With comic and superheroes having long permeated movies, television and popular culture, it’s always interesting to see people doing the reverse, and adapting funny book tropes into mediums such as literature and music.
Andrez Bergen‘s upcoming third novel, Who is Killing the Great Capes of Heropa? is such a novel, offering what the author describes as “a combined comic book/sci-fi/noir/pulp homage.” Because sometimes one genre just isn’t enough.
Bergen describes Who is Killing the Great Capes of Heropa? as “a futuristic-retro superhero romp that mixes and matches 1930s Art Deco architectural lines with the gung-ho Soviet formalist propaganda style, twisted into 1960s pop art sentiment and the huge influence of Jack Kirby. Think golden and silver age American comics channeled unto a dystopian future — via Japanese manga — while heavily skewed by the ’60s Marvel comic book baggage of Kirby, Stan Lee, Roy Thomas, Jim Steranko, Steve Ditko and their ilk. And then decant that concoction into the legacy of Raymond Chandler and Dashiell Hammett.”
The book will also be partly illustrated by a deliberately diverse selection of artists from around the world: UK (Harvey Finch & Andrew Chiu), Italy (Giovanni Ballati), the USA (Dave Acosta), Japan (Yoko Umehara & Kohana Yamadera), Russia (Saint Yak), Spain (JGMiranda), Canada (Fred Rambaud), Argentina (Maan House) and Australia (Paul Mason). Check out the gallery below.
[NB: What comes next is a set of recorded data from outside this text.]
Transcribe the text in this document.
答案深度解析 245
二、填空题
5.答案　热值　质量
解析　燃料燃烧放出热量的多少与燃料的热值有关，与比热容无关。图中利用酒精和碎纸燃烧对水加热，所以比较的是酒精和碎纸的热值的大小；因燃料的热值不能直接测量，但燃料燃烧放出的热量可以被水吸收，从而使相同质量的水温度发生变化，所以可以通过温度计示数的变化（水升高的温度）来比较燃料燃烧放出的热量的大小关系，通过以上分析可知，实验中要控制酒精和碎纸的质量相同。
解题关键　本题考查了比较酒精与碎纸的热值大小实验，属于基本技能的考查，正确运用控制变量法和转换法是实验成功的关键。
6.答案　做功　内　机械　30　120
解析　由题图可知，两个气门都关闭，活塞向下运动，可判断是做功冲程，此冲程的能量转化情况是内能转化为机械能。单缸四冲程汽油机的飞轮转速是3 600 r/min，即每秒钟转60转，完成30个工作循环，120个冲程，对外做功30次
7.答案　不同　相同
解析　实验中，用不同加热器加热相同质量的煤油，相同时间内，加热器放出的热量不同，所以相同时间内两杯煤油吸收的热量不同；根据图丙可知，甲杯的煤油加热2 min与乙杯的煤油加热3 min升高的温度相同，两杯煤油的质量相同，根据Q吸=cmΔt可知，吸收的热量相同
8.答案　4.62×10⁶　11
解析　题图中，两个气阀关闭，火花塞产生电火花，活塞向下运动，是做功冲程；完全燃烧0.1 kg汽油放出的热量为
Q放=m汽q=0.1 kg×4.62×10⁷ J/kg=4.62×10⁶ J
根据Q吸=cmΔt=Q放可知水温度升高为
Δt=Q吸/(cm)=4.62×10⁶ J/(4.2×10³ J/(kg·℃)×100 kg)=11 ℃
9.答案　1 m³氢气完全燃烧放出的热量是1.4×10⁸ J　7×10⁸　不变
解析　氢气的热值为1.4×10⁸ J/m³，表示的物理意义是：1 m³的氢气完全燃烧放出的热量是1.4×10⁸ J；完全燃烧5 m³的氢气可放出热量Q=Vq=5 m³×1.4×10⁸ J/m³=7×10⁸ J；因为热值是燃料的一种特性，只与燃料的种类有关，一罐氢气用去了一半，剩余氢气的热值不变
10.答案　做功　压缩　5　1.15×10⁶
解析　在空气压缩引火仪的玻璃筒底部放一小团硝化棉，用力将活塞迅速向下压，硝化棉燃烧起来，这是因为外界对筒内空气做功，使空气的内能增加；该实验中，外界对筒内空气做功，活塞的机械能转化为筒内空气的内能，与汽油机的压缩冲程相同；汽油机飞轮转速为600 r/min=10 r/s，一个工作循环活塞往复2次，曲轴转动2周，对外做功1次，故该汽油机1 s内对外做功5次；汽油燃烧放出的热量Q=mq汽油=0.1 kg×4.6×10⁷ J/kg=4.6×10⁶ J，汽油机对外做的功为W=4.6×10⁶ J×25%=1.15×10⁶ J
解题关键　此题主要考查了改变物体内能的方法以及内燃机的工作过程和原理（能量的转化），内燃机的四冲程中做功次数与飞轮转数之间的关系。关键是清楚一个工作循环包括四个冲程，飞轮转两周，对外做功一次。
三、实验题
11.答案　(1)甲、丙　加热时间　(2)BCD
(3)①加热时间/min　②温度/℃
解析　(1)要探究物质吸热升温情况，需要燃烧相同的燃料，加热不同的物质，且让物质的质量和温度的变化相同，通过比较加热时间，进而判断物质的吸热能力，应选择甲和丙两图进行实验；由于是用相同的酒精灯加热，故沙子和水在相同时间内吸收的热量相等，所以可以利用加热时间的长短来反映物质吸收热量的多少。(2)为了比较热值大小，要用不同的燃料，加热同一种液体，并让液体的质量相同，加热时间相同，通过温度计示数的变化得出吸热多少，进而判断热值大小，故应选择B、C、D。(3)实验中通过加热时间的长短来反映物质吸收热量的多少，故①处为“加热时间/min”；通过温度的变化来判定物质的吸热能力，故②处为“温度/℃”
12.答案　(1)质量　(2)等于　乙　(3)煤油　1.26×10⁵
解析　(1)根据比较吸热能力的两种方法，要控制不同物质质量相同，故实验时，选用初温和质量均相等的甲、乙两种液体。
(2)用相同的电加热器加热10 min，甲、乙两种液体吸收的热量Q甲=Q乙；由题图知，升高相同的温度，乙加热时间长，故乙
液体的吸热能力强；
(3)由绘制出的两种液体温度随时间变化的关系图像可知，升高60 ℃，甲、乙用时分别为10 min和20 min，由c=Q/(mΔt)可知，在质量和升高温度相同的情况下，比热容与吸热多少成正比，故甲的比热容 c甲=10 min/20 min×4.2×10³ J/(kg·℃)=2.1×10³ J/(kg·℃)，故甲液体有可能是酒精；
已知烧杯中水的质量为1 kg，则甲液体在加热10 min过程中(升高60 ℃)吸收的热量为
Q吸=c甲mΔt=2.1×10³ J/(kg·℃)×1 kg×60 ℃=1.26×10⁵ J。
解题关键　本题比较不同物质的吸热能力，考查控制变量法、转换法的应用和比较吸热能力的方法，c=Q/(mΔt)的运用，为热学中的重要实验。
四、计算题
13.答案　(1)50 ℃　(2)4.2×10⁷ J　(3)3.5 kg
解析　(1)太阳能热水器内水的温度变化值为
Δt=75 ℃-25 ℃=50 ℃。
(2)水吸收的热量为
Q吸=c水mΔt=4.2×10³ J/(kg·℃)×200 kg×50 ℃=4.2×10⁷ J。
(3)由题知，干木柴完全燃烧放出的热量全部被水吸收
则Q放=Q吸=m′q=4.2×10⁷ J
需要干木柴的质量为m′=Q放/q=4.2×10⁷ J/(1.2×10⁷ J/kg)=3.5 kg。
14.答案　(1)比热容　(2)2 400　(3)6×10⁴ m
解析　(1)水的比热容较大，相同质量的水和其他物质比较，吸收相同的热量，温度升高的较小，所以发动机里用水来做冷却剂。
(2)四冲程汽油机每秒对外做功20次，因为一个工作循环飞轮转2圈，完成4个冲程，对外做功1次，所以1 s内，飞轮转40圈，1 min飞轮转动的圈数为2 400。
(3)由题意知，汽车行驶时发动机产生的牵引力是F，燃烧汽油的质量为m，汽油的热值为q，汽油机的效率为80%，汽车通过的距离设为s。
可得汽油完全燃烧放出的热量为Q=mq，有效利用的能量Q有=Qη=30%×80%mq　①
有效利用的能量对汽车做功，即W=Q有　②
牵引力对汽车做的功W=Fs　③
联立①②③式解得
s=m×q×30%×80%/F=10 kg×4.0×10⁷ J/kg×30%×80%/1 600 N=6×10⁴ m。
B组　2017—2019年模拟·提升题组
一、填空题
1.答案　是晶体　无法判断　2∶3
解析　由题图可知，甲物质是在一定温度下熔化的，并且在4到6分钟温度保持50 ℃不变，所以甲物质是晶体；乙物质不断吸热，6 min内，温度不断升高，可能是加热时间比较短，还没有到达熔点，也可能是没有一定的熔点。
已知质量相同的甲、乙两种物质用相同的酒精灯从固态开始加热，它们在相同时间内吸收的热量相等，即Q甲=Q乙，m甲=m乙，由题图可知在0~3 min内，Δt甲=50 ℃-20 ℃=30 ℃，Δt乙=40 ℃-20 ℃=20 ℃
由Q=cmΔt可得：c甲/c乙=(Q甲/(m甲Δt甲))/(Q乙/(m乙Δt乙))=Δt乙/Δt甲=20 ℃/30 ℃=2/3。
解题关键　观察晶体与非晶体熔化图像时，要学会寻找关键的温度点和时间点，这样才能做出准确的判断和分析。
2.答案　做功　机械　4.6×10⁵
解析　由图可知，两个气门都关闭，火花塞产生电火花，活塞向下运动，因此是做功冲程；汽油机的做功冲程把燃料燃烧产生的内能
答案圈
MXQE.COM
“I wanted a more professional take on the visual concept and I also liked the idea of disparate visions of the same person,” Bergen explains, “it’s the way comic books, after all, work in the real world. Bryan Hitch’s perception of Captain America in 2009 was far different from John Buscema’s in 1969, and this is one reason I asked artists from the to get involved.”
The Tokyo-based Australian writer’s previous book, the surreal One Hundred Years of Vicissitude, managed to reach #1 in Amazon’s fantasy books section earlier this year.